‘This is a first rate book. Alison Blunt studies a community that has been reinventing ‘itself’, and its senses of home and belonging, in the period since 1947. She shows how these reinventions have been pursued in different ways by different community leaders, including in the run-up to India’s independence, and how another set of reinventions is playing out around the dress and marriage choices of Anglo-Indian women.’

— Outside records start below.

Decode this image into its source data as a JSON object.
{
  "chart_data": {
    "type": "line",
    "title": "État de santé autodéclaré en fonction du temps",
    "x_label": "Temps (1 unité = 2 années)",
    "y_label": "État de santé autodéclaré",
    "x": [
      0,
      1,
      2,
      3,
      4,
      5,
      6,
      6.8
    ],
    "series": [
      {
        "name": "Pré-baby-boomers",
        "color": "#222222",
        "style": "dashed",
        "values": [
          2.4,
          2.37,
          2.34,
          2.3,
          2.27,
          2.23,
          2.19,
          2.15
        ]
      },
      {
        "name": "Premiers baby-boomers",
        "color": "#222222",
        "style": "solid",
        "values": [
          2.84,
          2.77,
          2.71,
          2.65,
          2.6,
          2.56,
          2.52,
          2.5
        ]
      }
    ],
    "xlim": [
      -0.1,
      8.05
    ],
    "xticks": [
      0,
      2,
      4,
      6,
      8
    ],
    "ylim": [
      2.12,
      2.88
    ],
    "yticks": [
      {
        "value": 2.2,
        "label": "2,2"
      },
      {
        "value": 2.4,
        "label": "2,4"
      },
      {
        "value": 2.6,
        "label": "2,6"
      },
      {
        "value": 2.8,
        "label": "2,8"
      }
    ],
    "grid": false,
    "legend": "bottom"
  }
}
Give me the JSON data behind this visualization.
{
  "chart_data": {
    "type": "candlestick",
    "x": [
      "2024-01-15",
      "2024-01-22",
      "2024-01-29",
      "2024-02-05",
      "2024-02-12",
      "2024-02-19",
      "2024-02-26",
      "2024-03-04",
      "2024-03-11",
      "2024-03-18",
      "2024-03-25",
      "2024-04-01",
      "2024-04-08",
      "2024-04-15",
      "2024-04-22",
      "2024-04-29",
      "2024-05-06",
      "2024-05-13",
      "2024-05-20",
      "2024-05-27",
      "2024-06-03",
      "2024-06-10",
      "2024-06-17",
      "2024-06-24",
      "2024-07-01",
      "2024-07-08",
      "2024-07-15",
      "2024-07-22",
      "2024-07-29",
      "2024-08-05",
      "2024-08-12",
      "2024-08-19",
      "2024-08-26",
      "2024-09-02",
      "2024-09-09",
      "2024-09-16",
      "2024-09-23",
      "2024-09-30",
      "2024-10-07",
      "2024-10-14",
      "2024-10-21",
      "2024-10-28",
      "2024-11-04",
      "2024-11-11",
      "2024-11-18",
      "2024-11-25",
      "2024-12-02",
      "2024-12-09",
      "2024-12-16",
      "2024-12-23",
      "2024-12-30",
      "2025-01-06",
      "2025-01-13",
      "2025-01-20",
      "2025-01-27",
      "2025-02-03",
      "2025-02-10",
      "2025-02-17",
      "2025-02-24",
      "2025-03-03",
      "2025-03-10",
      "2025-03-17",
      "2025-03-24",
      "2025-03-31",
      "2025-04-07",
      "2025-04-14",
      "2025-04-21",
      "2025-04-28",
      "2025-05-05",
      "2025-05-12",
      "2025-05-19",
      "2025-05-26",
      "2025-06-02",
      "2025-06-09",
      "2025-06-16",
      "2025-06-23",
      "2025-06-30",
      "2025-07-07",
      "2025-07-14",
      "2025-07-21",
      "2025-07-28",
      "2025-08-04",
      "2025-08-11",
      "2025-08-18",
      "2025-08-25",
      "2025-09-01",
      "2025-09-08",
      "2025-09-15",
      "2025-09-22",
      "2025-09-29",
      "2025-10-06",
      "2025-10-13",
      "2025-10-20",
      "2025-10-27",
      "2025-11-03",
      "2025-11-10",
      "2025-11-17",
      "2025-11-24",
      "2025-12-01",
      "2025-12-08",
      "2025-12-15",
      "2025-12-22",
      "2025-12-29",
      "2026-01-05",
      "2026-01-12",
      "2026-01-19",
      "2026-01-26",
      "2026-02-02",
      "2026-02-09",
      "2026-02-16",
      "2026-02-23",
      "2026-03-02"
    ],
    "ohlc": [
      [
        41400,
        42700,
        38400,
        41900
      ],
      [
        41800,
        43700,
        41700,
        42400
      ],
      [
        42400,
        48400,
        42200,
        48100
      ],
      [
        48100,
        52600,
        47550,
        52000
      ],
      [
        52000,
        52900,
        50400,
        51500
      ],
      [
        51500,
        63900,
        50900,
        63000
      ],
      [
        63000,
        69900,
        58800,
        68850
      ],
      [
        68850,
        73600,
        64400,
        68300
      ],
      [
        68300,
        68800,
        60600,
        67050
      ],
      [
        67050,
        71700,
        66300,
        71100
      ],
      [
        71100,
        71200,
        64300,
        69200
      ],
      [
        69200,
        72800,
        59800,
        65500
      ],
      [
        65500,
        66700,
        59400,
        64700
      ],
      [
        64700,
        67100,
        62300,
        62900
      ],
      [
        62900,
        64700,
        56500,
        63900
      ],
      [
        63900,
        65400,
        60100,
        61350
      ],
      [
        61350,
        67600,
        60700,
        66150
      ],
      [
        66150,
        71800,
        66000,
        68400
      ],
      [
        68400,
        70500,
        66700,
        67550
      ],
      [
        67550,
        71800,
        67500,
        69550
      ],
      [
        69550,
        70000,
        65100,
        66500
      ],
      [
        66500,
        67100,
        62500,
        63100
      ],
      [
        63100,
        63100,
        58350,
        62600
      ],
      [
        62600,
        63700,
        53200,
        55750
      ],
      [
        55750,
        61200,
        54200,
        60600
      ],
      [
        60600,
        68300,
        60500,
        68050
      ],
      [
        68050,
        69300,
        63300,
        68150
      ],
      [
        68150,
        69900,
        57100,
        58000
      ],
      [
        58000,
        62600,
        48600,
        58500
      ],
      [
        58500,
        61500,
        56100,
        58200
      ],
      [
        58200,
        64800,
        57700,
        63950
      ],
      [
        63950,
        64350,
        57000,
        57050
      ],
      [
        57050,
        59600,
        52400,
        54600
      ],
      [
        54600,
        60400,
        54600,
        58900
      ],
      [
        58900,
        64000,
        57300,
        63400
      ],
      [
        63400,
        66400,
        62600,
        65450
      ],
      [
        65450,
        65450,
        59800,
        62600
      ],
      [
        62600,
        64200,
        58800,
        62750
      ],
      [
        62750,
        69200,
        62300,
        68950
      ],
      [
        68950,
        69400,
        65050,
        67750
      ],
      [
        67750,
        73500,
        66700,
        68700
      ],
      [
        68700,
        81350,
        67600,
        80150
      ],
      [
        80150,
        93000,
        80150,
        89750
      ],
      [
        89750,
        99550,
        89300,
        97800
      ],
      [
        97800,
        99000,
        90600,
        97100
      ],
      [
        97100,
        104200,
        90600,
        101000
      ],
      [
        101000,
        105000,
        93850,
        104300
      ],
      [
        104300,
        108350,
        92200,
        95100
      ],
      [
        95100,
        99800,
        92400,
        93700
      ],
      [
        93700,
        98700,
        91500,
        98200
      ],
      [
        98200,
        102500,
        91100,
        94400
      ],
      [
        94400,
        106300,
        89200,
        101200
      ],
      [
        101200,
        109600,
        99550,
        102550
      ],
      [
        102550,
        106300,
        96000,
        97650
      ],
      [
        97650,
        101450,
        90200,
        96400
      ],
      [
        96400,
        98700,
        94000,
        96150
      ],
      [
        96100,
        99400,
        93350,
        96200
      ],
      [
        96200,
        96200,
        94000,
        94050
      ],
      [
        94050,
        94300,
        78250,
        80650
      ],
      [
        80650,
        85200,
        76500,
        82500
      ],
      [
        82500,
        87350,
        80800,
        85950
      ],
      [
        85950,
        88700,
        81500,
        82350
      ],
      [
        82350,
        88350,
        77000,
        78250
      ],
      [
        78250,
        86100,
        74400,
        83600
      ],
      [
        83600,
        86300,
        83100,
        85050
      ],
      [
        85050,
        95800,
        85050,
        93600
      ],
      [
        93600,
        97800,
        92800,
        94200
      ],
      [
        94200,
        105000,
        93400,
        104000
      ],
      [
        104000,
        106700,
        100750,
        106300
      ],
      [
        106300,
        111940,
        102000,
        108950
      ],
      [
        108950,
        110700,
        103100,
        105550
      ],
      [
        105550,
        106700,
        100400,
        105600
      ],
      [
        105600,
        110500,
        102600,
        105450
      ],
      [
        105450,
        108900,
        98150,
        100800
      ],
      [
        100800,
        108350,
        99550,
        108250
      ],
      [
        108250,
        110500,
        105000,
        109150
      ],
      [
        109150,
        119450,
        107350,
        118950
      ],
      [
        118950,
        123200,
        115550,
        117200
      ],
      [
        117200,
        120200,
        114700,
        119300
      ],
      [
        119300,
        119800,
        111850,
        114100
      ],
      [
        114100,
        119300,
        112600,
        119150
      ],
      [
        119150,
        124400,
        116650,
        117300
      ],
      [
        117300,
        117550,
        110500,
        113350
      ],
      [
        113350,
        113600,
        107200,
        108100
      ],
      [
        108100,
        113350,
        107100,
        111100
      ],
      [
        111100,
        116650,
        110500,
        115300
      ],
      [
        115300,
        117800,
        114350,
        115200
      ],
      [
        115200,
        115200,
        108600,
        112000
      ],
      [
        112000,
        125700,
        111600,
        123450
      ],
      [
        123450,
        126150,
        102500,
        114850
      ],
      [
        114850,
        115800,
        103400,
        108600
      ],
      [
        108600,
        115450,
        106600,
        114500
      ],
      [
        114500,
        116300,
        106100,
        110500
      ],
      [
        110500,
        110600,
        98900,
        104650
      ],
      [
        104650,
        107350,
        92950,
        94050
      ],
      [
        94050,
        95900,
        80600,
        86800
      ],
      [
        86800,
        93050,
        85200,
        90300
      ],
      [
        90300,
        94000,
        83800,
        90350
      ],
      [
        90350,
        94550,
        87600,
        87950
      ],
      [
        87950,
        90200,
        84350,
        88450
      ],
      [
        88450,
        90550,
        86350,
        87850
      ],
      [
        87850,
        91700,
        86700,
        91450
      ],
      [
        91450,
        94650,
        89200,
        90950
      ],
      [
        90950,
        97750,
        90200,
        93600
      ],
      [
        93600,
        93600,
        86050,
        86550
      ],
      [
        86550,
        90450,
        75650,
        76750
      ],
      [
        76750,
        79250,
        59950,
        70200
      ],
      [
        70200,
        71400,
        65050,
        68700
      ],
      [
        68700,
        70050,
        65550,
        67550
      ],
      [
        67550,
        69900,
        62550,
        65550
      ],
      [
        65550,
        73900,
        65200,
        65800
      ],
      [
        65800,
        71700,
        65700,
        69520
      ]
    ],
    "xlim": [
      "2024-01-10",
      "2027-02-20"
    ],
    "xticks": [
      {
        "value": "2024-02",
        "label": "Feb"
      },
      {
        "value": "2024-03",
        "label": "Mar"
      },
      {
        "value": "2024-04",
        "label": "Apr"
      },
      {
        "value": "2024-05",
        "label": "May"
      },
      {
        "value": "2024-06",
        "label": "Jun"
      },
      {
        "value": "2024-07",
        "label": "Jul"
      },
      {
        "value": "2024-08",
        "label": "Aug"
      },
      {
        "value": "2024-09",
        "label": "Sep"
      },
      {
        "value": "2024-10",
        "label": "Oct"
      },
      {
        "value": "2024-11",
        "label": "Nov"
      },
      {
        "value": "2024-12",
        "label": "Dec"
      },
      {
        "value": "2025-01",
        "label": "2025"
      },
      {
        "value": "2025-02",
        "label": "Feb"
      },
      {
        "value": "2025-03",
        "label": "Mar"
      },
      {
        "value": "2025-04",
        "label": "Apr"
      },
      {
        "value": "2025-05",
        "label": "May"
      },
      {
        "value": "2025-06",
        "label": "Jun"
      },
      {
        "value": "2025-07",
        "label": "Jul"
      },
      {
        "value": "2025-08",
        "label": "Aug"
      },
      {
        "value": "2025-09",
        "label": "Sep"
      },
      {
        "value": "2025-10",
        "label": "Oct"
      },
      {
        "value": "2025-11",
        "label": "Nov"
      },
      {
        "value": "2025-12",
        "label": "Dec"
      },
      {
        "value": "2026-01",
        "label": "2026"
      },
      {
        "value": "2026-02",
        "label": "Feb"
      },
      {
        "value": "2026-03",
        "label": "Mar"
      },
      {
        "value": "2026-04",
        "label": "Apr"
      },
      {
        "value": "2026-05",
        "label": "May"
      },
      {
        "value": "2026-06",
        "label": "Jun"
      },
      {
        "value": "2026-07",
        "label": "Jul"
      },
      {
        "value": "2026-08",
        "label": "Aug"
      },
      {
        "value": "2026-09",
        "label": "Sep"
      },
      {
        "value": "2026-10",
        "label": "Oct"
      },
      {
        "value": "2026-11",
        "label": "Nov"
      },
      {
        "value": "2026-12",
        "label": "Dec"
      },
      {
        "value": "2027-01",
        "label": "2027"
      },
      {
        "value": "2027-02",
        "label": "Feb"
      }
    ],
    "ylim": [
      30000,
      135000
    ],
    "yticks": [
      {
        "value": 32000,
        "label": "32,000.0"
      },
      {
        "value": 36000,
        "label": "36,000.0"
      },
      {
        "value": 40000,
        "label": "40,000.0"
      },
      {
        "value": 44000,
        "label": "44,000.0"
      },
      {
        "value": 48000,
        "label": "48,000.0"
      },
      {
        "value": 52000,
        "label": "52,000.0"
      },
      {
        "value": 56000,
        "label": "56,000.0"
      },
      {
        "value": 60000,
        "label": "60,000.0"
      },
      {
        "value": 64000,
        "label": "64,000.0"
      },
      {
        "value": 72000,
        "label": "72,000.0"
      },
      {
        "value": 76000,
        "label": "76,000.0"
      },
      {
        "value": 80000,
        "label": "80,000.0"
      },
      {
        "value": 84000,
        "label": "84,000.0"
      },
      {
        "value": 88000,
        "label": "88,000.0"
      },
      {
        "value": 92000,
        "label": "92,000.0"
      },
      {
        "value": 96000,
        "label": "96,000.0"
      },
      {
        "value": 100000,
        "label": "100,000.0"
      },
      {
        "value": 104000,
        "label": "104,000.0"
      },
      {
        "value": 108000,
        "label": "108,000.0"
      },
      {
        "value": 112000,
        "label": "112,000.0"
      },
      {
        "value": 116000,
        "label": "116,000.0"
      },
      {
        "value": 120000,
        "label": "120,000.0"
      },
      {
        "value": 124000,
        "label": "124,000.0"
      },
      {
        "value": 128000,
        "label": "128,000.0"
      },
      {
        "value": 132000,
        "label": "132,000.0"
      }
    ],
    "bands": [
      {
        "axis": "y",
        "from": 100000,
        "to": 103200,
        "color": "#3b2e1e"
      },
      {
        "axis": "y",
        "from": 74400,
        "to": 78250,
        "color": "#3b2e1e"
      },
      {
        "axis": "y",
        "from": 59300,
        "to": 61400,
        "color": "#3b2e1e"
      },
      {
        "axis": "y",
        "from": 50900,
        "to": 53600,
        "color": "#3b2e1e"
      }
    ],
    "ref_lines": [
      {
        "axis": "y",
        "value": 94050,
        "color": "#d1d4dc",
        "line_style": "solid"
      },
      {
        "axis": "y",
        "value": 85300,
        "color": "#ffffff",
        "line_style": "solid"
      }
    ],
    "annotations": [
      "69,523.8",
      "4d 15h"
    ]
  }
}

Stuart Corbridge, Professor/Doctor Geography & Regional Studies, London School of Economics
'Alison Blunt has defined and shaped this research area. Perceptive accounts of Anglo-Indian women's lives are woven through a scholarly analysis of community and identity in India and a wider diaspora through the twentieth century. She has produced an absorbing and refreshing book.'
Morag Bell, Professor of Cultural Geography, Loughborough University
"This is an accessible and clearly written book and would be useful for advanced undergraduate and postgraduate courses on cultural and postcolonial geographies"
The Geographical Journal
"Alison Blunt's latest offering Domicile and Diaspora: Anglo-Indian Women and the Spatial Politics of Home provides a rich and flavourful repast of the betwixt and in-between people of part-British and part-Indian descent... Blunt delivers a cogent, deeply historicized, and creatively theorized account of the cultural and spatial contours of Anglo-Indian domesticity."